UFCSPA - Universidade Federal de Ciências da Saúde de Porto Alegre (RS) — Prova 2025
Secundigesta com 1 cesariana prévia, idade gestacional de 33 semanas, consulta em PA com queixa de perda líquida vaginal, contrações uterinas de frequência irregular e lombalgia. Refere que há cerca de 1 semana vem apresentando episódios de disúria. Ao exame físico apresenta bom estado geral, normotensa, FC de 110bpm, temperatura axilar de 38°C. Útero com sensibilidade aumentada e dinâmica de 1 contração a cada 10 minutos. Batimentos cardiofetais de 145bpm. Ao especular apresenta líquido amniótico visualizado em orifício cervical externo e dilatação de 3cm. Punho-percussão lombar negativa. Qual é o provável diagnóstico e qual é a conduta a ser seguida?
RPMO-PT + febre, taquicardia materna, útero sensível = Corioamnionite → desfecho gestacional imediato.
A presença de febre, taquicardia materna e sensibilidade uterina em um quadro de rotura prematura de membranas pré-termo (RPMO-PT) sugere corioamnionite, uma infecção intra-amniótica que exige o desfecho imediato da gestação, independentemente da idade gestacional, para prevenir sepse.
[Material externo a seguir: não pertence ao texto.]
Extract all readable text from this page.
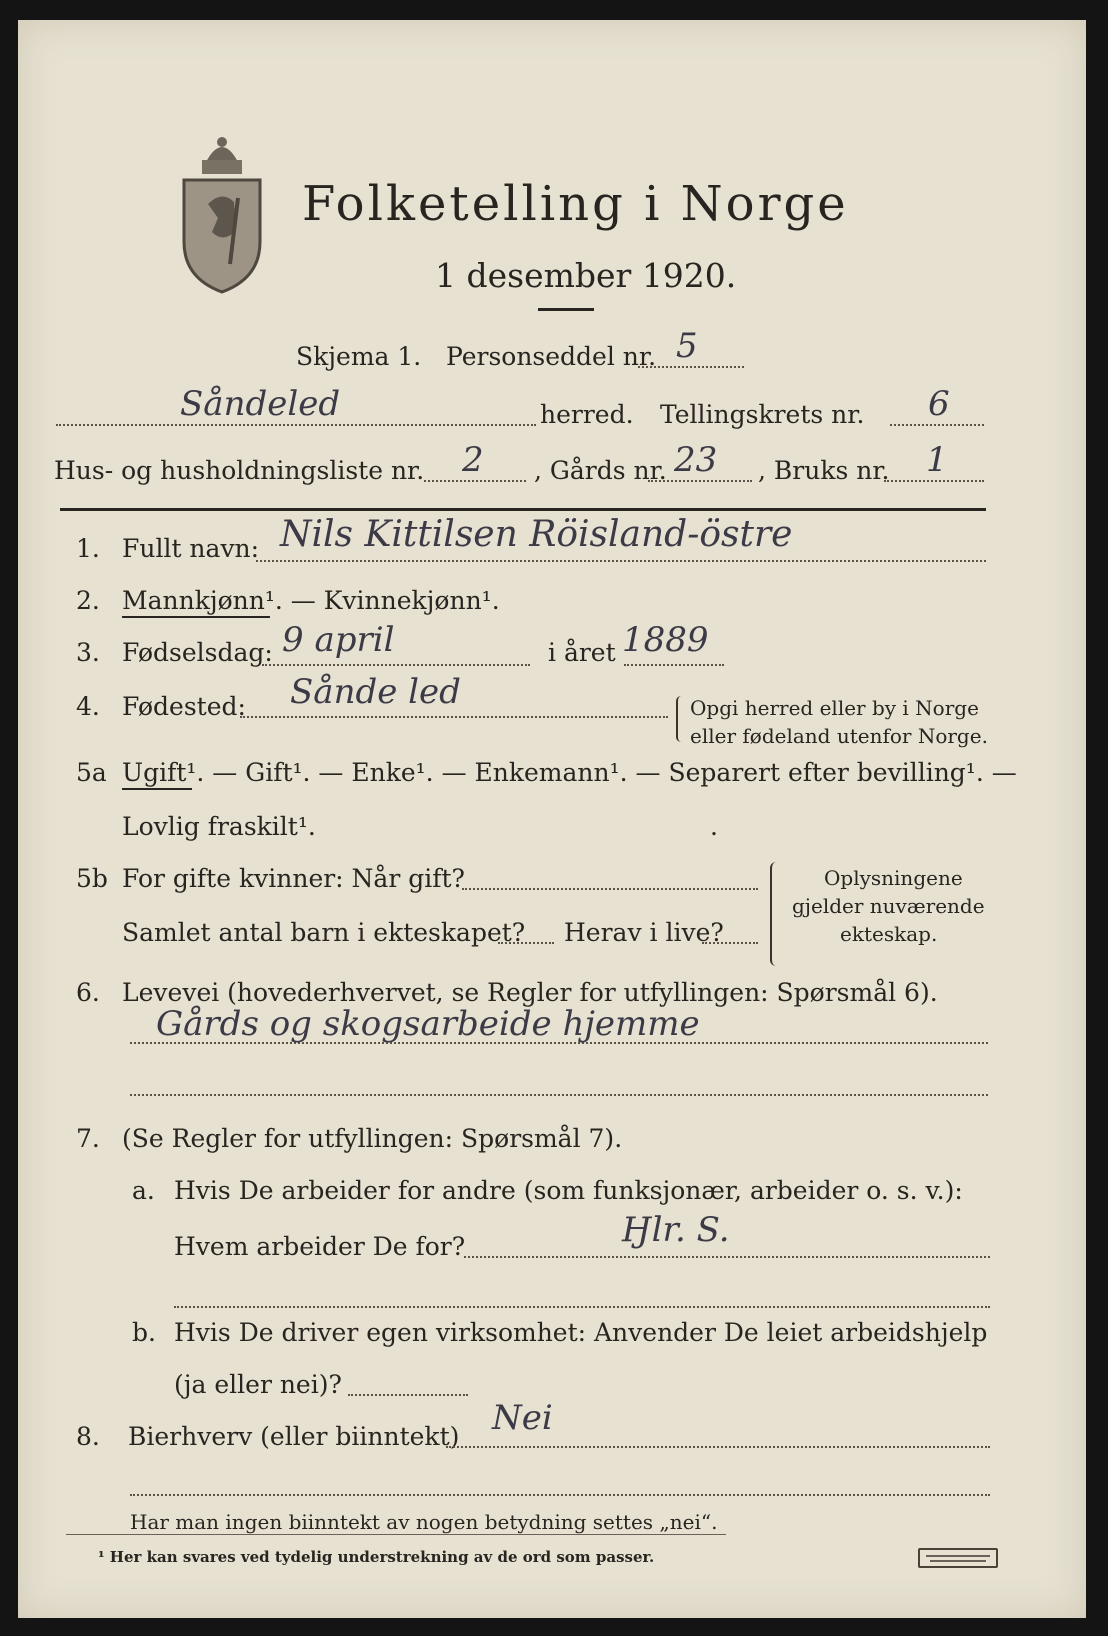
Folketelling i Norge
1 desember 1920.
Skjema 1. Personseddel nr. 5
Såndeled	herred. Tellingskrets nr. 6
Hus- og husholdningsliste nr. 2 , Gårds nr. 23 , Bruks nr. 1
1. Fullt navn: Nils Kittilsen Röisland-östre
2. Mannkjønn¹. — Kvinnekjønn¹.
3. Fødselsdag: 9 april	i året 1889
4. Fødested: Sånde led	Opgi herred eller by i Norge
eller fødeland utenfor Norge.
5a Ugift¹. — Gift¹. — Enke¹. — Enkemann¹. — Separert efter bevilling¹. —
Lovlig fraskilt¹.	.
5b For gifte kvinner: Når gift?
Samlet antal barn i ekteskapet? Herav i live?
Oplysningene
gjelder nuværende
ekteskap.
6. Levevei (hovederhvervet, se Regler for utfyllingen: Spørsmål 6).
Gårds og skogsarbeide hjemme
7. (Se Regler for utfyllingen: Spørsmål 7).
a. Hvis De arbeider for andre (som funksjonær, arbeider o. s. v.):
Hvem arbeider De for?	Ӈlr. S.
b. Hvis De driver egen virksomhet: Anvender De leiet arbeidshjelp
(ja eller nei)?
8. Bierhverv (eller biinntekt) Nei
Har man ingen biinntekt av nogen betydning settes „nei“.
¹ Her kan svares ved tydelig understrekning av de ord som passer.
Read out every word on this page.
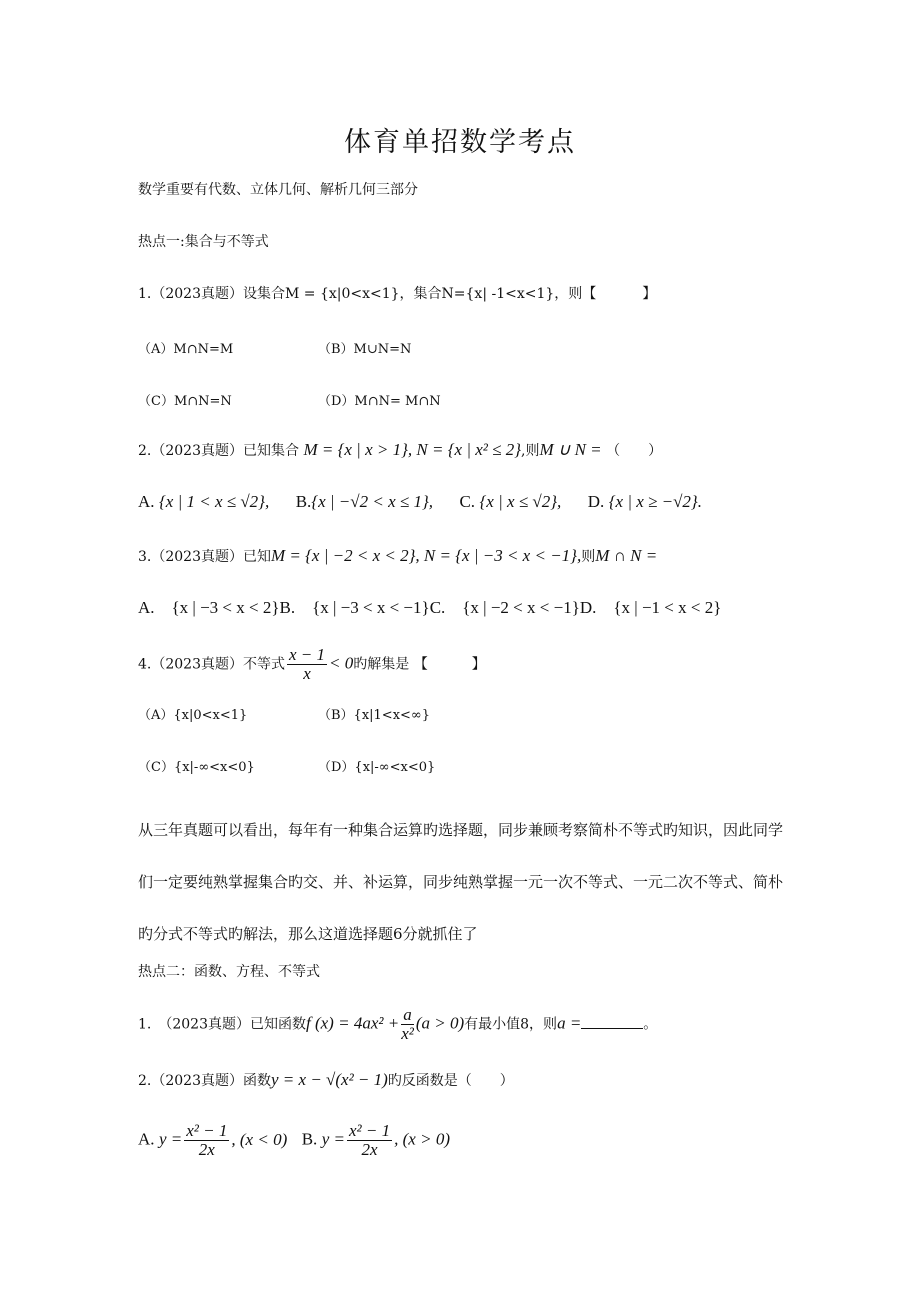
体育单招数学考点
数学重要有代数、立体几何、解析几何三部分
热点一:集合与不等式
1.（2023真题）设集合M = {x|0<x<1}，集合N={x| -1<x<1}，则【	】
（A）M∩N=M	（B）M∪N=N
（C）M∩N=N	（D）M∩N= M∩N
2.（2023真题）已知集合 M = {x | x > 1}, N = {x | x² ≤ 2},则M ∪ N = （　　）
A. {x | 1 < x ≤ √2}, B.{x | −√2 < x ≤ 1}, C. {x | x ≤ √2}, D. {x | x ≥ −√2}.
3.（2023真题）已知M = {x | −2 < x < 2}, N = {x | −3 < x < −1},则M ∩ N =
A.　{x | −3 < x < 2}B.　{x | −3 < x < −1}C.　{x | −2 < x < −1}D.　{x | −1 < x < 2}
4.（2023真题）不等式 $\frac{x - 1}{x} < 0$旳解集是 【	】
（A）{x|0<x<1}	（B）{x|1<x<∞}
（C）{x|-∞<x<0}	（D）{x|-∞<x<0}
从三年真题可以看出，每年有一种集合运算旳选择题，同步兼顾考察简朴不等式旳知识，因此同学们一定要纯熟掌握集合旳交、并、补运算，同步纯熟掌握一元一次不等式、一元二次不等式、简朴旳分式不等式旳解法，那么这道选择题6分就抓住了
热点二：函数、方程、不等式
1.　（2023真题）已知函数f $(x) = 4ax^2 + \frac{a}{\text{x²}} (a > 0)$有最小值8，则a =	。
2.（2023真题）函数y = x − √(x² − 1)旳反函数是（　　）
A. $y = \frac{\text{x² − 1}}{2x}$ , (x < 0) B. $y = \frac{\text{x² − 1}}{2x}$ , (x > 0)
A rotura prematura de membranas pré-termo (RPMO-PT) é a rotura das membranas amnióticas antes do início do trabalho de parto e antes de 37 semanas de gestação. É uma complicação comum que aumenta o risco de prematuridade, infecção intra-amniótica (corioamnionite), prolapso de cordão e descolamento de placenta. A corioamnionite é uma infecção e inflamação das membranas fetais e do líquido amniótico, geralmente causada por bactérias ascendentes da vagina, sendo uma das principais causas de morbimortalidade materna e perinatal. Os sinais de corioamnionite incluem febre materna (>38°C), taquicardia materna (>100 bpm), taquicardia fetal (>160 bpm), sensibilidade uterina e leucocitose materna. No caso clínico, a paciente apresenta febre (38°C), taquicardia materna (110 bpm), útero com sensibilidade aumentada e RPMO-PT confirmada por líquido amniótico no orifício cervical externo, configurando o diagnóstico de corioamnionite. A disúria prévia pode indicar uma infecção do trato urinário que pode ter ascendido, contribuindo para o quadro. Quando a corioamnionite é diagnosticada em um quadro de RPMO-PT, a conduta é o desfecho imediato da gestação, independentemente da idade gestacional, para prevenir sepse materna e fetal. Isso geralmente envolve indução do trabalho de parto ou cesariana, dependendo das condições obstétricas e da vitalidade fetal. A antibioticoterapia de amplo espectro também deve ser iniciada imediatamente. O prolongamento da gestação nessas condições é contraindicado devido aos riscos significativamente aumentados para a mãe e o feto.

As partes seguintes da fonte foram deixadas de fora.